The patch also adds several helper functions to the client for managing user memory:
# Get a user's profile
def _get_profile(mb_client: MemoBaseClient):
    def get_profile(user_string: str) -> list[UserProfile]:
        uid = string_to_uuid(user_string)
        return mb_client.get_user(uid, no_get=True).profile()
    return get_profile

# Get the formatted memory prompt for a user
def _get_memory_prompt(mb_client: MemoBaseClient, ...):
    def get_memory(user_string: str) -> str:
        uid = string_to_uuid(user_string)
        u = mb_client.get_user(uid, no_get=True)
        context = u.context(...)
        return PROMPT.format(user_context=context, ...)
    return get_memory

# Clear a user's memory
def _flush(mb_client: MemoBaseClient):
    def flush(user_string: str):
        uid = string_to_uuid(user_string)
        return mb_client.get_user(uid, no_get=True).flush()
    return flush
These functions provide direct access to get a user’s profile, retrieve the generated memory prompt, or clear a user’s history in Memobase.

Usage Example

Here’s how to use the patched OpenAI client.
import os
from openai import OpenAI
from memobase import MemoBaseClient
from memobase.patch import openai_memory

# 1. Initialize clients
openai_client = OpenAI(api_key=os.getenv("OPENAI_API_KEY"))
mb_client = MemoBaseClient(
    api_key=os.getenv("MEMOBASE_API_KEY"),
    project_url=os.getenv("MEMOBASE_URL"),
)

# 2. Patch the OpenAI client
memory_client = openai_memory(openai_client, mb_client)

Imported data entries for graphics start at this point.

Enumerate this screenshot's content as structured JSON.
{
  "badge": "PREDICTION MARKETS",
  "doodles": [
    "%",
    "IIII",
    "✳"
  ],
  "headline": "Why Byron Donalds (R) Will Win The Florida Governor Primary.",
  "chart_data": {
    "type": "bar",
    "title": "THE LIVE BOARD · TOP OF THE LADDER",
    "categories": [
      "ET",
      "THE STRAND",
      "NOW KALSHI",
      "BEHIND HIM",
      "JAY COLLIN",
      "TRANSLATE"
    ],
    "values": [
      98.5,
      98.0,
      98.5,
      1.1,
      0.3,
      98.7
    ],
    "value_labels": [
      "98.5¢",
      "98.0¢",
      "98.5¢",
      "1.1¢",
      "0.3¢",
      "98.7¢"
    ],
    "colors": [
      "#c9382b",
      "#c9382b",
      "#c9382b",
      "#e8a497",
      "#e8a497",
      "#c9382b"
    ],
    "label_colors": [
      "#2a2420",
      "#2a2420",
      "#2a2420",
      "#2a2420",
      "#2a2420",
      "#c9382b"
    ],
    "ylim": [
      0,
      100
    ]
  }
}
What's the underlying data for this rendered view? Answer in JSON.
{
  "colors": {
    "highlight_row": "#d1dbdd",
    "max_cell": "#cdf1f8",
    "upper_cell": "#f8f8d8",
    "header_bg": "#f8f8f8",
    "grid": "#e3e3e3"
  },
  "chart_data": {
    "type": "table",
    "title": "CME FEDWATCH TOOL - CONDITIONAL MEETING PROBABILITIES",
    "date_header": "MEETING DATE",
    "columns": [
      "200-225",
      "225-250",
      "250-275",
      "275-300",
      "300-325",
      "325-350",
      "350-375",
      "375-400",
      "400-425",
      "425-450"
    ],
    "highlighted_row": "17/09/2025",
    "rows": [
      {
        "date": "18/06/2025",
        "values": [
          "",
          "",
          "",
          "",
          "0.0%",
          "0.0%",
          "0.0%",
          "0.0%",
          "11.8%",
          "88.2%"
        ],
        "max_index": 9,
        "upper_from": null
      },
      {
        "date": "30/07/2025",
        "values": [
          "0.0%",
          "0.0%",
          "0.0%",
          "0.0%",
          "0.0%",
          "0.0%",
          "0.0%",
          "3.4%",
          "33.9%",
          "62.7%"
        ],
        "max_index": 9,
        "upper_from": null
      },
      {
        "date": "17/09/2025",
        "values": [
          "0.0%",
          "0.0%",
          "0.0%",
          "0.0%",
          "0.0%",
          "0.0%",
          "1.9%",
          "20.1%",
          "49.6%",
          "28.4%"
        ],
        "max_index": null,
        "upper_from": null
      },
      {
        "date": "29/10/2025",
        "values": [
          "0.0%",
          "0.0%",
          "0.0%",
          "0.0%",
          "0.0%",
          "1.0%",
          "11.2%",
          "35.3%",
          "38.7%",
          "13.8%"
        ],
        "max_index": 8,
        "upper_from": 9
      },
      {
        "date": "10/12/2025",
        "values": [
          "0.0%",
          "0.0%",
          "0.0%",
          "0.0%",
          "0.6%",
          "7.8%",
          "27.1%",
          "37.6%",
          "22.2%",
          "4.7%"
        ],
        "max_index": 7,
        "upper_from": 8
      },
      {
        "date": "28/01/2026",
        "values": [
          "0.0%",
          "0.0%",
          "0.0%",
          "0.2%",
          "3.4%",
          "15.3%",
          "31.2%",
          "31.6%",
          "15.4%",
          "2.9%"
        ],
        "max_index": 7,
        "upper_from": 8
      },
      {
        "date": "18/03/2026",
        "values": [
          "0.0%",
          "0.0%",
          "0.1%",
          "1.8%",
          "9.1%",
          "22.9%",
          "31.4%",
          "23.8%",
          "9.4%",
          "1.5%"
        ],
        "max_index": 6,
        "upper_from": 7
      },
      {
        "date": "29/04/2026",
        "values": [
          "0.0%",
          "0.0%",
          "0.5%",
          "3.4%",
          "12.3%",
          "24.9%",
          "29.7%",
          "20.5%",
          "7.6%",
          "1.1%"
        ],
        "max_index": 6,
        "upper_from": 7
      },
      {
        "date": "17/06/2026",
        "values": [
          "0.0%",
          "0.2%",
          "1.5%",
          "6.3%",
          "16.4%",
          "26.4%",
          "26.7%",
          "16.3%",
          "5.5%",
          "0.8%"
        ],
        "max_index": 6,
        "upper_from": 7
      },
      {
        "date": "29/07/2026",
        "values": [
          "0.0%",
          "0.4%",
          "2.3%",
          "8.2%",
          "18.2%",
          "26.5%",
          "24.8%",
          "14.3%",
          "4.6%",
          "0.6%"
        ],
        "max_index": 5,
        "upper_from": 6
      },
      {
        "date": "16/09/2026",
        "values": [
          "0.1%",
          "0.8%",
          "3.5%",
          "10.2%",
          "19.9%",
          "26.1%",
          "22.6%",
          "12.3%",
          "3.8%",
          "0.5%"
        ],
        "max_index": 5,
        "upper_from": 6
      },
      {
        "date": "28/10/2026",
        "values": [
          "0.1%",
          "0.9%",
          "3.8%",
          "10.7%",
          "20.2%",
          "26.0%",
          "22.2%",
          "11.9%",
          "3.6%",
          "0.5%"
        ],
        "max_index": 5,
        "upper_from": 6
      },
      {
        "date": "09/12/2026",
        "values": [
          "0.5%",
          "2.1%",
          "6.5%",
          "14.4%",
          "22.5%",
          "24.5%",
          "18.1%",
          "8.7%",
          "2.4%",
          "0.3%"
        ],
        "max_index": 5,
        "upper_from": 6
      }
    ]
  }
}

# 3. Use the patched client with a user_id
# The first time, the AI won't know the user's name.
response = memory_client.chat.completions.create(
    model="gpt-4o",
    messages=[{"role": "user", "content": "Hi, do you know my name?"}],
    user_id="john_doe"  # Can be any string identifier
)
print(response.choices[0].message.content)
# Expected output: "I'm sorry, I don't know your name."
Now, let’s inform the AI of the user’s name and see if it remembers.
# Tell the AI the user's name
memory_client.chat.completions.create(
    model="gpt-4o",
    messages=[{"role": "user", "content": "My name is John Doe."}],
    user_id="john_doe"
)

# Start a new conversation and ask again
response = memory_client.chat.completions.create(
    model="gpt-4o",
    messages=[{"role": "user", "content": "What's my name?"}],
    user_id="john_doe"
)

print(response.choices[0].message.content)
# Expected output: "Your name is John Doe."
Because the conversation history is now stored in Memobase, the AI can recall the user’s name in subsequent, separate conversations.

Conclusion

This guide demonstrates a powerful method for adding persistent user memory to the OpenAI client. The patched client:
  • Is fully compatible: It works identically to the original client.
  • Enables memory: Adds memory capabilities when a user_id is provided.
  • Supports all modes: Handles both streaming and non-streaming responses.
  • Is automatic: Seamlessly saves conversations and injects context without extra code.
This approach offers a clean and non-intrusive way to build personalized, stateful AI experiences into your existing OpenAI applications.